Winemaker Notes
Less mineral on the nose, but riper. Candied juicy fruit, thick in texture with some mandarin orange character. Some pink grapefruit, too. Super refreshing, the finish is like a glass of sweetened lemonade with stones.
Professional Ratings
-
Robert Parker's Wine Advocate
The 2017 Chablis is simply superb and about as fine an example of the appellation as it's possible to find. Offering up aromas of white currants, citrus oil, spring flowers and oyster shell, it's medium to full-bodied, satiny and layered, with superb concentration and cut, concluding with a long and lingering finish. Dauvissat explained that most of the vines that produce this cuvée face his holdings in La Fôret.
-
Decanter
Made from Vincent Dauvissat's vines located above Les Clos, on Portlandian limestone soils, this wine has good focus and minerality with some of the savoury complexity that's the domaine's hallmark.
-
Wine Spectator
Attractive aromas and flavors of melon, apple and earth give way to briny, minerally elements as this white firms up on the finish. Shows subtle length, with a green apple edge to the acidity. Drink now through 2025.

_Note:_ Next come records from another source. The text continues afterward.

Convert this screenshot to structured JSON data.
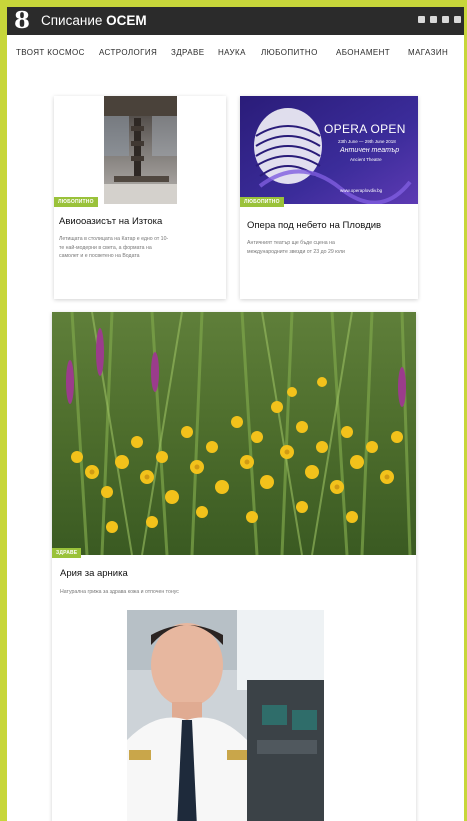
{
  "header": {
    "logo_char": "8",
    "brand_prefix": "Списание",
    "brand_bold": "ОСЕМ",
    "social_icons": [
      "facebook-icon",
      "twitter-icon",
      "instagram-icon",
      "youtube-icon"
    ]
  },
  "nav": {
    "items": [
      "ТВОЯТ КОСМОС",
      "АСТРОЛОГИЯ",
      "ЗДРАВЕ",
      "НАУКА",
      "ЛЮБОПИТНО",
      "АБОНАМЕНТ",
      "МАГАЗИН"
    ]
  },
  "cards": [
    {
      "category": "ЛЮБОПИТНО",
      "title": "Авиооазисът на Изтока",
      "excerpt_lines": [
        "Летищата в столицата на Катар е едно от 10-",
        "те най-модерни в света, а формата на",
        "самолет и е посветено на Водата"
      ]
    },
    {
      "category": "ЛЮБОПИТНО",
      "title": "Опера под небето на Пловдив",
      "excerpt_lines": [
        "Античният театър ще бъде сцена на",
        "международните звезди от 23 до 29 юли"
      ],
      "poster": {
        "headline": "OPERA OPEN",
        "dates": "23th June — 29th June 2018",
        "venue_bg": "Античен театър",
        "venue_en": "Ancient Theatre",
        "url": "www.operaplovdiv.bg"
      }
    },
    {
      "category": "ЗДРАВЕ",
      "title": "Ария за арника",
      "excerpt_lines": [
        "Натурална грижа за здрава кожа и отпочен тонус"
      ]
    }
  ],
  "colors": {
    "accent": "#c7d63a",
    "badge": "#9ac23a",
    "topbar": "#2b2b2b"
  }
}
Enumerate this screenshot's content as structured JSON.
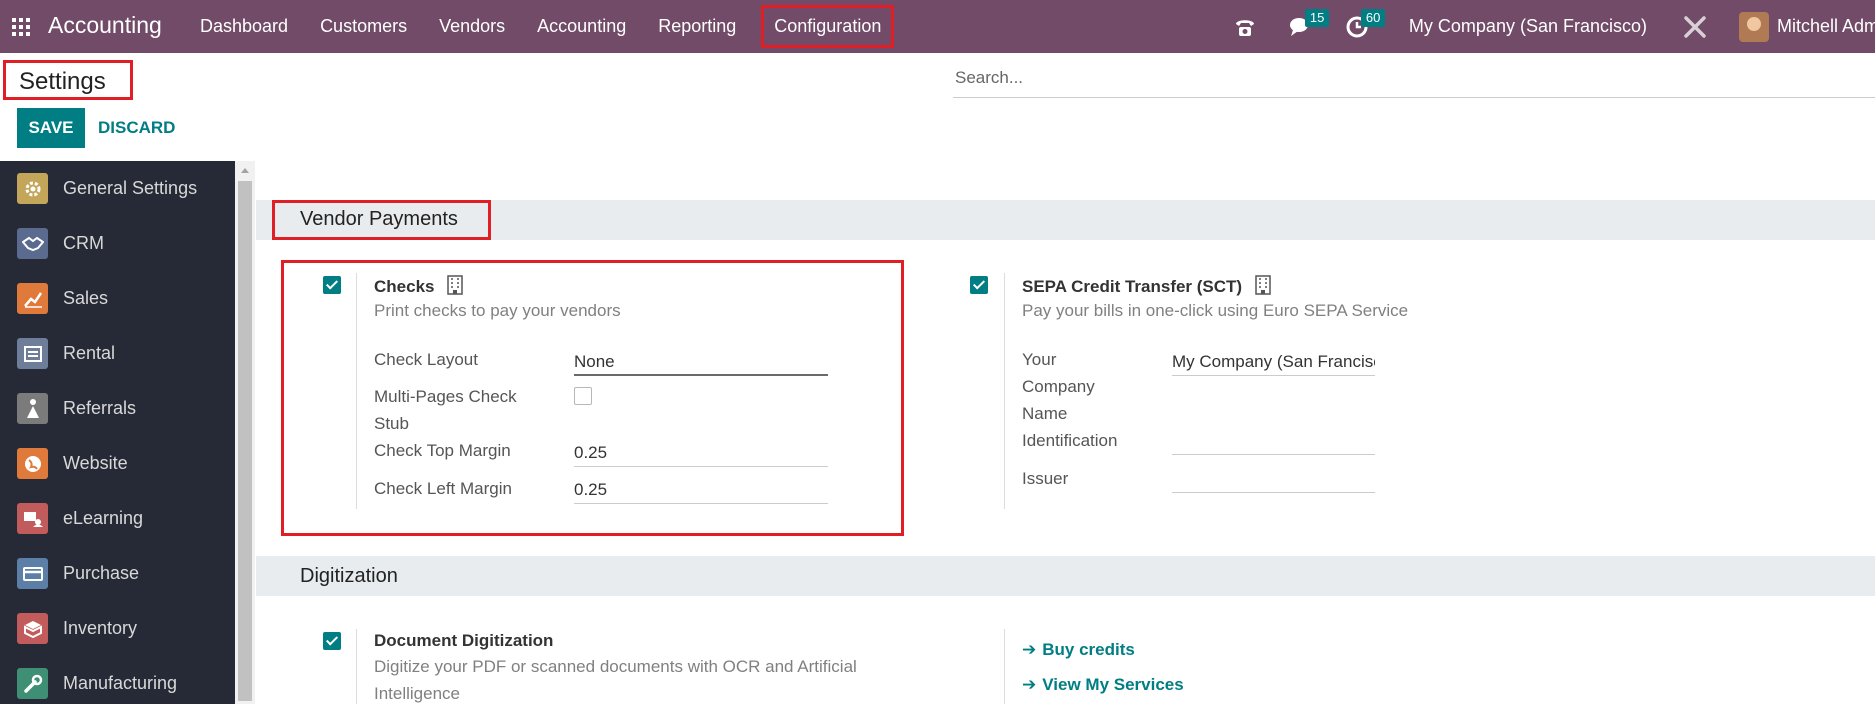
{
  "navbar": {
    "app_name": "Accounting",
    "menu": [
      "Dashboard",
      "Customers",
      "Vendors",
      "Accounting",
      "Reporting",
      "Configuration"
    ],
    "messages_count": "15",
    "activities_count": "60",
    "company": "My Company (San Francisco)",
    "user": "Mitchell Admin"
  },
  "control_panel": {
    "title": "Settings",
    "search_placeholder": "Search...",
    "save_label": "SAVE",
    "discard_label": "DISCARD"
  },
  "sidebar": {
    "items": [
      {
        "label": "General Settings",
        "icon": "gear-icon",
        "color": "#c4a65a"
      },
      {
        "label": "CRM",
        "icon": "handshake-icon",
        "color": "#5b6a8f"
      },
      {
        "label": "Sales",
        "icon": "chart-icon",
        "color": "#e07a3a"
      },
      {
        "label": "Rental",
        "icon": "rental-icon",
        "color": "#6e7e9a"
      },
      {
        "label": "Referrals",
        "icon": "referrals-icon",
        "color": "#7b7b7b"
      },
      {
        "label": "Website",
        "icon": "globe-icon",
        "color": "#e07a3a"
      },
      {
        "label": "eLearning",
        "icon": "elearning-icon",
        "color": "#c25c5c"
      },
      {
        "label": "Purchase",
        "icon": "purchase-icon",
        "color": "#5b7fa6"
      },
      {
        "label": "Inventory",
        "icon": "inventory-icon",
        "color": "#c25c5c"
      },
      {
        "label": "Manufacturing",
        "icon": "wrench-icon",
        "color": "#3f8f75"
      }
    ]
  },
  "vendor_payments": {
    "title": "Vendor Payments",
    "checks": {
      "title": "Checks",
      "description": "Print checks to pay your vendors",
      "check_layout_label": "Check Layout",
      "check_layout_value": "None",
      "multi_pages_label_1": "Multi-Pages Check",
      "multi_pages_label_2": "Stub",
      "top_margin_label": "Check Top Margin",
      "top_margin_value": "0.25",
      "left_margin_label": "Check Left Margin",
      "left_margin_value": "0.25"
    },
    "sepa": {
      "title": "SEPA Credit Transfer (SCT)",
      "description": "Pay your bills in one-click using Euro SEPA Service",
      "company_name_label": [
        "Your",
        "Company",
        "Name"
      ],
      "company_name_value": "My Company (San Francisco)",
      "identification_label": "Identification",
      "issuer_label": "Issuer"
    }
  },
  "digitization": {
    "title": "Digitization",
    "document": {
      "title": "Document Digitization",
      "description_1": "Digitize your PDF or scanned documents with OCR and Artificial",
      "description_2": "Intelligence"
    },
    "buy_credits": "Buy credits",
    "view_services": "View My Services"
  },
  "colors": {
    "navbar": "#714b67",
    "accent": "#017e84",
    "highlight": "#e01e26",
    "sidebar": "#262a36"
  }
}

One of the most popular and versatile white wine grapes, Chardonnay offers a wide range of flavors and styles depending on where it is grown and how it is made. While it tends to flourish in most environments, Chardonnay from its Burgundian homeland produces some of the most remarkable and longest lived examples. California produces both oaky, buttery styles and leaner, European-inspired wines. Somm Secret—The Burgundian subregion of Chablis, while typically using older oak barrels, produces a bright style similar to the unoaked style. Anyone who doesn't like oaky Chardonnay would likely enjoy Chablis.
The source of the most racy, light and tactile, yet uniquely complex Chardonnay, Chablis, while considered part of Burgundy, actually reaches far past the most northern stretch of the Côte d’Or proper. Its vineyards cover hillsides surrounding the small village of Chablis about 100 miles north of Dijon, making it actually closer to Champagne than to Burgundy. Champagne and Chablis have a unique soil type in common called Kimmeridgian, which isn’t found anywhere else in the world except southern England. A 180 million year-old geologic formation of decomposed clay and limestone, containing tiny fossilized oyster shells, spans from the Dorset village of Kimmeridge in southern England all the way down through Champagne, and to the soils of Chablis. This soil type produces wines full of structure, austerity, minerality, salinity and finesse.
Chablis Grands Crus vineyards are all located at ideal elevations and exposition on the acclaimed Kimmeridgian soil, an ancient clay-limestone soil that lends intensity and finesse to its wines. The vineyards outside of Grands Crus are Premiers Crus, and outlying from those is Petit Chablis. Chablis Grand Cru, as well as most Premier Cru Chablis, can age for many years.